Every Dresden Codak comic addresses some idea about the nature of reality. Sometimes those ideas are dealt with in a serious and thought-provoking manner, and sometimes they’re dealt with in a facetious and thought-provoking manner. What connects them all is an absurdist streak and an enthusiasm for asking the hard questions and exploring whatever answers come our way.
Some installments thoroughly explore a single concept, allowing enough atmosphere and pacing to let the central idea breathe.
Other installments cram so many concepts into one package that it seems as if it might burst, spewing bits of idea all over everything and ruining the carpet.
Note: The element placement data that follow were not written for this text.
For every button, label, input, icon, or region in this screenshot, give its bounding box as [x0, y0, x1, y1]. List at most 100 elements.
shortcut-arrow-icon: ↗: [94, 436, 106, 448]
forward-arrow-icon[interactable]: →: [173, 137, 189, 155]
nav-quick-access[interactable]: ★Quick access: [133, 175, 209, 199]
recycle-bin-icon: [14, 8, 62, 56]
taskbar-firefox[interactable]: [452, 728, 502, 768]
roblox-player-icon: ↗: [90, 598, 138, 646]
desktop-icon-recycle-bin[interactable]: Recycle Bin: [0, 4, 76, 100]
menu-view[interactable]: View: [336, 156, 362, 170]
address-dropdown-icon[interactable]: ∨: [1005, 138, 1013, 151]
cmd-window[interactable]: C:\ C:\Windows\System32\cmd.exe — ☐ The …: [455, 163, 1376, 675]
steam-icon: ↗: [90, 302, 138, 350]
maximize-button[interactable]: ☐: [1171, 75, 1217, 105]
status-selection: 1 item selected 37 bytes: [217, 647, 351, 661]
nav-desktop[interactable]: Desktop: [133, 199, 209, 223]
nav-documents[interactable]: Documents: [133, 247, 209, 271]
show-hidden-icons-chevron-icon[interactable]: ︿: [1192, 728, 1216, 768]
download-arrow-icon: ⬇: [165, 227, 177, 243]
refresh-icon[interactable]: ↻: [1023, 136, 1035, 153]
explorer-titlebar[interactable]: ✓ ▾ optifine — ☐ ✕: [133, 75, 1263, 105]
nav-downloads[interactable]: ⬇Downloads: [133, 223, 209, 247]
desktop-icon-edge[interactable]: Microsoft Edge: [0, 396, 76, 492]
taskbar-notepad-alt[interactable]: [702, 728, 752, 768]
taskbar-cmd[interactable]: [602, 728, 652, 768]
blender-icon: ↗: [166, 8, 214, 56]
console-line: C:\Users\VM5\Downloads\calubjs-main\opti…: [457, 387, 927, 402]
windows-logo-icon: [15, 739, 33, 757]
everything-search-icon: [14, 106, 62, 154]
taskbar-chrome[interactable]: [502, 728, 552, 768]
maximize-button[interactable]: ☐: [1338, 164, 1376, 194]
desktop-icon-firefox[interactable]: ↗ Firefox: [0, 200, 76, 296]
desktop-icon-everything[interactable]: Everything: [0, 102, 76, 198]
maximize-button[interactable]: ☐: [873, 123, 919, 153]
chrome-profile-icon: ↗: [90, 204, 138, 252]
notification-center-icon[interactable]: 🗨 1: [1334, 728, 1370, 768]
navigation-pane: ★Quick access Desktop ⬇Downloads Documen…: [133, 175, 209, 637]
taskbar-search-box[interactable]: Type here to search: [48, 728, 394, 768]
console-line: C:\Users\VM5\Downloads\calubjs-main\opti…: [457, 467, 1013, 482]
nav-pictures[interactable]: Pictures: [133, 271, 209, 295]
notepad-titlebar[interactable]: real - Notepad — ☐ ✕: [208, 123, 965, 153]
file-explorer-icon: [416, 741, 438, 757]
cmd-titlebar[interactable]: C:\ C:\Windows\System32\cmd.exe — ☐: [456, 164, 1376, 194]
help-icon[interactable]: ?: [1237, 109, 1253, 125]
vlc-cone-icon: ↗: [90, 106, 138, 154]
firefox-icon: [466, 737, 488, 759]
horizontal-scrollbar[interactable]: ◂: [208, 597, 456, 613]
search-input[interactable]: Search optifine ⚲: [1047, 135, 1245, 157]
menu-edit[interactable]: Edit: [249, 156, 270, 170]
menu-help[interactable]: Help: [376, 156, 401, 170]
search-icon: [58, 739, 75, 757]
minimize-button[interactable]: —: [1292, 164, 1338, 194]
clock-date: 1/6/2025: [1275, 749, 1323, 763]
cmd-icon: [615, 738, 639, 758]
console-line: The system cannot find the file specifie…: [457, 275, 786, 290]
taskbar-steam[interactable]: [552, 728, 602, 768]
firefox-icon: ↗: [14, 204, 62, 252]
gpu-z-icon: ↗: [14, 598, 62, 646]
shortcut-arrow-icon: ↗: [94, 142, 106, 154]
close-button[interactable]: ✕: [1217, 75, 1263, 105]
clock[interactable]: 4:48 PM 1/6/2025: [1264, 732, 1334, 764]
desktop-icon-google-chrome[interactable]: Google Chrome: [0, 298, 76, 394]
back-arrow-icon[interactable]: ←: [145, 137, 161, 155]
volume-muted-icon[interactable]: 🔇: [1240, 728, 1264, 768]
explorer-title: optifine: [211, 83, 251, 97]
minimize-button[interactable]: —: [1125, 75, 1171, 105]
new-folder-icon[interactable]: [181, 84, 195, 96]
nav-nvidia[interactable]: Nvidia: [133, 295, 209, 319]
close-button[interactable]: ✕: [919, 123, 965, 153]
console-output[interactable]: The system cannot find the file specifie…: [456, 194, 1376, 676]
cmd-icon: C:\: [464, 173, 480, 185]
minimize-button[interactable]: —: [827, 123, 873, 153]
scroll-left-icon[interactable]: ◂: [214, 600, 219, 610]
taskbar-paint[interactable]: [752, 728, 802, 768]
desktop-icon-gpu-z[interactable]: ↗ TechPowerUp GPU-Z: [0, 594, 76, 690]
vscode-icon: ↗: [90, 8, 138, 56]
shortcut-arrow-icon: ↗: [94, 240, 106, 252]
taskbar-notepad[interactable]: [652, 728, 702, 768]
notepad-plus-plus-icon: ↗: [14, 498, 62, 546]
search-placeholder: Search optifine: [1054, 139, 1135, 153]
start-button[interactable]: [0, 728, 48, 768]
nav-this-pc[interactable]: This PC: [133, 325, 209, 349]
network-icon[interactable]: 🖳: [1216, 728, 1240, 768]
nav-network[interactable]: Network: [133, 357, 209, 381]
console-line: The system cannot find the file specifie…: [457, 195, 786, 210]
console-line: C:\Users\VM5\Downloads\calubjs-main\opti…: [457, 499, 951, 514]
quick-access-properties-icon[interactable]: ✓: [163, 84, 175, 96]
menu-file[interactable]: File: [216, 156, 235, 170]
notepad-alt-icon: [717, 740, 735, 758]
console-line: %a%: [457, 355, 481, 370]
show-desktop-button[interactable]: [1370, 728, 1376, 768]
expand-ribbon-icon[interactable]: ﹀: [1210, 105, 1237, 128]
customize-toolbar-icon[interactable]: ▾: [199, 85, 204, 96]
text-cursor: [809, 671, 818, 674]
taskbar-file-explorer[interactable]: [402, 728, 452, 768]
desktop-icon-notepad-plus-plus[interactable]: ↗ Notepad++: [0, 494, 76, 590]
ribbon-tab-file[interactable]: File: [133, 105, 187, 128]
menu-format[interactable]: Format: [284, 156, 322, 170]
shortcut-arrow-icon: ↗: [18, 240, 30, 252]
Last week I praised the striking composition that can be found in Family Man. At the risk of sounding repetitive, Dresden Codak often has truly innovative composition. Even in the most straightforward grid layouts, every bit of space is put to use, and often the flow of action goes in unexpected directions. For example, take this development in "Dungeons and Discourse," the Dresden Codak roleplaying game of choice. In the space of a single panel, events curve around a barrier and reverse direction.
|Begin at the top and to the right.|
Difficult questions about the future, dependence on technology, and the nature of humanity provide frequent subject matter. While developments in Dresden Codak are rarely reassuring, they are typically refreshing. There may be a cynical viewpoint at work, but it’s tempered with a sense of humor and humility.
I say “humility” because I feel that nothing expressed in Dresden Codak is definitive. The world may be depicted as cruel, but the world may turn out to be kind. Some installments seem to promote messages contrary to other installments. These messages are all worth hearing, but none are to be blindly accepted. They are suggestions, not statements.
And the overall message is one of enthusiasm for ideas and progress, and one of hope for the future. Even if we must temper our expectations with what we know of human nature, Dresden Codak encourages us to enjoy what we see when we look ahead.
Dresden Codak is written and drawn by Aaron Diaz and updates irregularly, with a new page typically appearing every few months or so.
The storyline currently running at Dresden Codak is called “Dark Science,” and the first page of “Dark Science” is possibly my favorite page in all of Dresden Codak. It made me laugh harder than practically anything I have ever read.